Arşiv
Düşünmek Lazım
Geçen ay seyirci açısından felsefedaş iki film izledim. Bakınca birbiriyle alakası pek yok gözüküyor lakin bir açıdan benzeşiyorlar. İkisinin de seyirciden belli talepleri var. Ama bu talepler seyir sırasında oluşmuyor. Filmleri çıplak gözle izlediğinizde manasız, saçma sapan imge toplulukları görüyorsunuz. Filmin marifeti ise salon çıkışından epey sonra başlıyor. Ne zaman sakin kafayla beyninizde filmi oynatmaya başlıyorsunuz, o saçma sapan imgeler düzene girmeye başlıyor. İşte filmin verdiği tat, o anda damağınıza düşüyor.
İlk filmimiz Synecdoche, New York, Charlie Kaufman’ın ilk yönetmenlik denemesi. Kaufman’ı bilhassa alternatif popüler sinemaseverler sever.
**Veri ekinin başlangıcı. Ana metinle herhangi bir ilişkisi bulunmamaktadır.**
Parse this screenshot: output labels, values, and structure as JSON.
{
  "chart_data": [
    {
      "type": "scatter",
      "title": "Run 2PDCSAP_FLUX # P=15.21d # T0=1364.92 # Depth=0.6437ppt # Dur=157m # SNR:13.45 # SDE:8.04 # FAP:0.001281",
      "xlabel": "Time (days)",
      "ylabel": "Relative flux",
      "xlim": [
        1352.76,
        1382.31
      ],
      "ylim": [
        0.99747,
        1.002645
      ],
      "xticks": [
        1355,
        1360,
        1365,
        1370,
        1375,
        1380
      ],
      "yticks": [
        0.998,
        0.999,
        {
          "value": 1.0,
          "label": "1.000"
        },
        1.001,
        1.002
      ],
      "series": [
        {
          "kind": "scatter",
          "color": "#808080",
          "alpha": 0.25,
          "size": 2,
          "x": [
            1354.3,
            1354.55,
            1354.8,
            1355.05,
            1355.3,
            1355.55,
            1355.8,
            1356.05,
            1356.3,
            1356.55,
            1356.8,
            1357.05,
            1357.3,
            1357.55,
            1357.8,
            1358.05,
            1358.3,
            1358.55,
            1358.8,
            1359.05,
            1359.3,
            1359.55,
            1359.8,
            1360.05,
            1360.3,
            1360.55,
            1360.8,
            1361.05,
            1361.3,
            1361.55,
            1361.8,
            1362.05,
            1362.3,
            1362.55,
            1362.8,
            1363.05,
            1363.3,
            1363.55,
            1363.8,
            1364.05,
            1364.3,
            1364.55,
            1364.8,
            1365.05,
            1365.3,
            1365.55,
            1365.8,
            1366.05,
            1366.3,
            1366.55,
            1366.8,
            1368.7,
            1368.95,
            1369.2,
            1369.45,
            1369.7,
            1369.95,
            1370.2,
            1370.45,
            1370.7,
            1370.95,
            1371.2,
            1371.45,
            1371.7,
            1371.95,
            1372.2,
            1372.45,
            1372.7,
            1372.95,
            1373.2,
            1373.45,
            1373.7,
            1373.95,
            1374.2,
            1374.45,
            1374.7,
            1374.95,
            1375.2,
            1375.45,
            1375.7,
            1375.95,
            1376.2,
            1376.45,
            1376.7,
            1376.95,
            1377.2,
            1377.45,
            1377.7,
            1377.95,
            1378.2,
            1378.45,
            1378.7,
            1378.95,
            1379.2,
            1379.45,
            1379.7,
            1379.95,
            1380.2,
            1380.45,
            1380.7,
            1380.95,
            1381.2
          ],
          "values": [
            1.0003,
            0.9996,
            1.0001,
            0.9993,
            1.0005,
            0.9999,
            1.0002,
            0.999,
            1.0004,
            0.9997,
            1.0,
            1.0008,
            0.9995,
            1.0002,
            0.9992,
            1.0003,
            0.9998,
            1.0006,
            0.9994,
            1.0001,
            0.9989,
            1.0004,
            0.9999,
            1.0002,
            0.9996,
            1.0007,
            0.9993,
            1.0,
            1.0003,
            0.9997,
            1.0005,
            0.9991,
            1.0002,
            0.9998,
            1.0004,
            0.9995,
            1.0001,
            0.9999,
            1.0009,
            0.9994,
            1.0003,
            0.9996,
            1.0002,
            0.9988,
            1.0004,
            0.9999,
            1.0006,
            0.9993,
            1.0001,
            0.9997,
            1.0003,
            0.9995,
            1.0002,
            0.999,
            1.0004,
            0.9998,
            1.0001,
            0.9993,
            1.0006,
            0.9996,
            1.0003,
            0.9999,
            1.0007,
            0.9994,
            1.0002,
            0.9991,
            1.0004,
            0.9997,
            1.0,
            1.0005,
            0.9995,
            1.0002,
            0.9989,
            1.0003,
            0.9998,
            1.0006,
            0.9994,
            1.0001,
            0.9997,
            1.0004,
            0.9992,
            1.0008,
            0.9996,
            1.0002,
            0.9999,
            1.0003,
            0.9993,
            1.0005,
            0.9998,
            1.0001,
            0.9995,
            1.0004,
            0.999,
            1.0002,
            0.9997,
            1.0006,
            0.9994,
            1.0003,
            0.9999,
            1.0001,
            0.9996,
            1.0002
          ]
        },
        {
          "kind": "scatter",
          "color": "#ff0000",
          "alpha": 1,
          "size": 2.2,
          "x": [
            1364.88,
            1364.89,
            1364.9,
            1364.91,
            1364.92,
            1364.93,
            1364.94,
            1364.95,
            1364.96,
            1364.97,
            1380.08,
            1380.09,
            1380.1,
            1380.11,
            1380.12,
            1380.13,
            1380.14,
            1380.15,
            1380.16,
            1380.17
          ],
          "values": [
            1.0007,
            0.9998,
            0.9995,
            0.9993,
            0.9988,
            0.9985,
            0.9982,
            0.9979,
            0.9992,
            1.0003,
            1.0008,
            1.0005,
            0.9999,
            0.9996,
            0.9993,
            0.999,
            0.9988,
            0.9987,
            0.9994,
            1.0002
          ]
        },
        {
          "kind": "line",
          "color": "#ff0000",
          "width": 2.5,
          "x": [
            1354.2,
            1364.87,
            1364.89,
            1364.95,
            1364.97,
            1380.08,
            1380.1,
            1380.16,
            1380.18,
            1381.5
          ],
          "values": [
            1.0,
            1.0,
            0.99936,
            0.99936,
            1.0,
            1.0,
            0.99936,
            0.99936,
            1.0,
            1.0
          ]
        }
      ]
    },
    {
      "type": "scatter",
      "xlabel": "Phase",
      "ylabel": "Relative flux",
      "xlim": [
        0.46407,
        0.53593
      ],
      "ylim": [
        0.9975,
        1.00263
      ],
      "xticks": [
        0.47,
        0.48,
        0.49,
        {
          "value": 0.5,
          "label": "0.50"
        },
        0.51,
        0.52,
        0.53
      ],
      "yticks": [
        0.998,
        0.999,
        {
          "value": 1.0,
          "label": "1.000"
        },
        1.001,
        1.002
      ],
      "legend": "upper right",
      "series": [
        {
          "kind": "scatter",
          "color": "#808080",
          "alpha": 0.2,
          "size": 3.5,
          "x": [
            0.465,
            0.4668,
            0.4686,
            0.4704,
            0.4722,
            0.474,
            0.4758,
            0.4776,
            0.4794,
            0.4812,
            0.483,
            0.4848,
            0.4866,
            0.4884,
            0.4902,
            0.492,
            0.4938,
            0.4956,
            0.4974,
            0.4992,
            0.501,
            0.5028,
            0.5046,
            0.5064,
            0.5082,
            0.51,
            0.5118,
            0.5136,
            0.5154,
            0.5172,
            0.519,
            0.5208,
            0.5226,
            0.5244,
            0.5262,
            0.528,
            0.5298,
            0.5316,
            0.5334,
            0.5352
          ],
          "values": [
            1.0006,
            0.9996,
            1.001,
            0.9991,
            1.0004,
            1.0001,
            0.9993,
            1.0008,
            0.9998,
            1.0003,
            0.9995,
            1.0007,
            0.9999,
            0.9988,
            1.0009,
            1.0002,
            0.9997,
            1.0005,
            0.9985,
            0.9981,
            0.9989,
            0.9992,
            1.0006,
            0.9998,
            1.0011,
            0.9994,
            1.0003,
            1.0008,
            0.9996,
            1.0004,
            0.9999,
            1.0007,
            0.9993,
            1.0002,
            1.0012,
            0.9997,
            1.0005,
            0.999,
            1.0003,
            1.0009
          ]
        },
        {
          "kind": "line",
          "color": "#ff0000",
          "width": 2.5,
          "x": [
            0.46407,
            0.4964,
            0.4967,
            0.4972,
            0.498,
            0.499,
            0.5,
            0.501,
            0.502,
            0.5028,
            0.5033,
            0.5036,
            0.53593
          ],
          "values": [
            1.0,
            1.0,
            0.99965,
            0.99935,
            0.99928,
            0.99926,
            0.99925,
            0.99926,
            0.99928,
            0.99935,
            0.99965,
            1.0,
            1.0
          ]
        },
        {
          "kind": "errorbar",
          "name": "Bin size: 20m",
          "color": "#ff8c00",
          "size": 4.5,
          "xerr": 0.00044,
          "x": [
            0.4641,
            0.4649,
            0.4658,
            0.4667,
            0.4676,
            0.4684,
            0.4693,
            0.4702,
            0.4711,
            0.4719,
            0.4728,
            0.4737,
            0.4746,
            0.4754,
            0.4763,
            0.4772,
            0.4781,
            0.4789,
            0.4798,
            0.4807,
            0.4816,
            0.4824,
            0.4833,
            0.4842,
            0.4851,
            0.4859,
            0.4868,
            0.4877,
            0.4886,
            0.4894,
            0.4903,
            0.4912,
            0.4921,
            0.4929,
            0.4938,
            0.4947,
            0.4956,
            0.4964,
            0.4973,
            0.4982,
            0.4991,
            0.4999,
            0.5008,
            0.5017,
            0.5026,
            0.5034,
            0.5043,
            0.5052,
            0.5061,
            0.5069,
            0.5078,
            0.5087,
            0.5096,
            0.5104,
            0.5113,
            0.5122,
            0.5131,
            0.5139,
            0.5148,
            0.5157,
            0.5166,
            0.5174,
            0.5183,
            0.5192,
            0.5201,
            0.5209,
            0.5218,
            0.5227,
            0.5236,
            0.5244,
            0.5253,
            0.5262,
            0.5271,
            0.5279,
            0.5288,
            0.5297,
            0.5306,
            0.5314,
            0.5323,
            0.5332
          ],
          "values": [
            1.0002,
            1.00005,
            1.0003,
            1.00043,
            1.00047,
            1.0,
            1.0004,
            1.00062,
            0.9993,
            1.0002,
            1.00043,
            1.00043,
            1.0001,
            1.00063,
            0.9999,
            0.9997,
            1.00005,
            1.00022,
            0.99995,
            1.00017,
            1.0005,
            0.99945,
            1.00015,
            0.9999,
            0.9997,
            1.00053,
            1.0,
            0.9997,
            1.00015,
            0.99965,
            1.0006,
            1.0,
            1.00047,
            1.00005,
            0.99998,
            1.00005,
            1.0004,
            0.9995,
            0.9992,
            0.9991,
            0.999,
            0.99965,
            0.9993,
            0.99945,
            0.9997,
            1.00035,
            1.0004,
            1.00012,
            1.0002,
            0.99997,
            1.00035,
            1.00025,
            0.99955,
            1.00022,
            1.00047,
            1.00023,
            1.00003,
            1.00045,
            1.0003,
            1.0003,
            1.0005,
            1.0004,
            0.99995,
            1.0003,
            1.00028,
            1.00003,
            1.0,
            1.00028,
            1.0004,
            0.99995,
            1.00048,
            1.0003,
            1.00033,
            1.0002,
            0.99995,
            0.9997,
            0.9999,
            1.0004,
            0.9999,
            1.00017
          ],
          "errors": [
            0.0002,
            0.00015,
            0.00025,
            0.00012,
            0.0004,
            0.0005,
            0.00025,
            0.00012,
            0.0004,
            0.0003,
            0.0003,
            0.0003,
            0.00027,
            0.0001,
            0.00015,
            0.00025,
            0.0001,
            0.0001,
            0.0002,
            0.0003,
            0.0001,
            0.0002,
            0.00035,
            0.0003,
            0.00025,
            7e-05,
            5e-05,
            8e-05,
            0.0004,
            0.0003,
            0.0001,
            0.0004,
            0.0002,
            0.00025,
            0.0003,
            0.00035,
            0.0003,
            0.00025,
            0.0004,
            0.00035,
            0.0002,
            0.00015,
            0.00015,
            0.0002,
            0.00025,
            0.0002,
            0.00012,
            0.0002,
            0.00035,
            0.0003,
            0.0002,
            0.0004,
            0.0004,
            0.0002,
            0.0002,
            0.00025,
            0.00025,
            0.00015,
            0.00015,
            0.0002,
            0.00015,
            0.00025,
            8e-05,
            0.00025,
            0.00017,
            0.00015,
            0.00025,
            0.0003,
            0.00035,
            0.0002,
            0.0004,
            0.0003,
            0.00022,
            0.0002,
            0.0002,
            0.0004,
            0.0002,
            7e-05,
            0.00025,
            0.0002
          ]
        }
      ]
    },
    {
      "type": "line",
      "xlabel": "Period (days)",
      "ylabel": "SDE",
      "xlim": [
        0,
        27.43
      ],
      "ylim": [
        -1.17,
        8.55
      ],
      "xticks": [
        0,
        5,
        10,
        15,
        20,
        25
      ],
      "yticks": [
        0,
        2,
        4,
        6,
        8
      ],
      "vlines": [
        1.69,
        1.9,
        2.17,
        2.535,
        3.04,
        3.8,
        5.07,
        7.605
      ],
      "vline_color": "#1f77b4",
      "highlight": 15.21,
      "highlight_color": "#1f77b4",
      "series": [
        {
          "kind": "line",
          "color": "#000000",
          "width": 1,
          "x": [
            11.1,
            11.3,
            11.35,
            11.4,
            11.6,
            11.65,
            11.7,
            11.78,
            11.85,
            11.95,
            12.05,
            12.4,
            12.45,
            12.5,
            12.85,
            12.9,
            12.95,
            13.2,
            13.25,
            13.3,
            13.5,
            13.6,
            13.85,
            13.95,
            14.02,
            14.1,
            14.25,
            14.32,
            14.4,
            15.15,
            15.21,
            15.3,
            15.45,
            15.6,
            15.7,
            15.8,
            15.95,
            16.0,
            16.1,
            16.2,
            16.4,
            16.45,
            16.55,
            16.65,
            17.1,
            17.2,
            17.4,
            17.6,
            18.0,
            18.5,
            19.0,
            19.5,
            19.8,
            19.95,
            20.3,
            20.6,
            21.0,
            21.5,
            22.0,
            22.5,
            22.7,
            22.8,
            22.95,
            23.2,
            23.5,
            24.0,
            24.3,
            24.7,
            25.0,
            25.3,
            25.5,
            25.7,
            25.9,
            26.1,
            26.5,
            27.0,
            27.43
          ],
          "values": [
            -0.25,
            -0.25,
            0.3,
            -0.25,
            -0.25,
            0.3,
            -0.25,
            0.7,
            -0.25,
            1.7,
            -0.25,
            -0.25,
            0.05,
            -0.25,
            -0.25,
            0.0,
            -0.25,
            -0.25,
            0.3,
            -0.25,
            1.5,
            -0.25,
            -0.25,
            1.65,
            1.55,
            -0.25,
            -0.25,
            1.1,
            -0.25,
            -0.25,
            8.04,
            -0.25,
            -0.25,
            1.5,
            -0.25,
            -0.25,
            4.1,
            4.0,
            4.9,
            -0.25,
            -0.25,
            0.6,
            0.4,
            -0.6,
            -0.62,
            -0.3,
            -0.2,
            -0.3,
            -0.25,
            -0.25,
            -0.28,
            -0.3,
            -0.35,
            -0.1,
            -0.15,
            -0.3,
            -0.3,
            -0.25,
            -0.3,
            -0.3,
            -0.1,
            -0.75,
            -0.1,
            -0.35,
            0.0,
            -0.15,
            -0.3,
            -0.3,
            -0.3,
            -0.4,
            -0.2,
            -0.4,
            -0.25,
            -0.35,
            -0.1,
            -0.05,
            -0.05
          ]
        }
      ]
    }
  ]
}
Hem belli tür kalıplarına göre filmini yazar hem de bu kalıplara absürt fikirler akıtır. Gerek Eternal Sunshine of the Spotless Mind gerekse Being John Malkovich’in entelektüel filmler ilan edilmesinin sebebi de bunda saklıdır. İlk izlediğinizde alakasız gelen hareketler, sonradan beyninizde bambaşka duygulara dönüşür. Synecdoche’da ise bu olayı bambaşka bir boyuta taşımış Kaufman.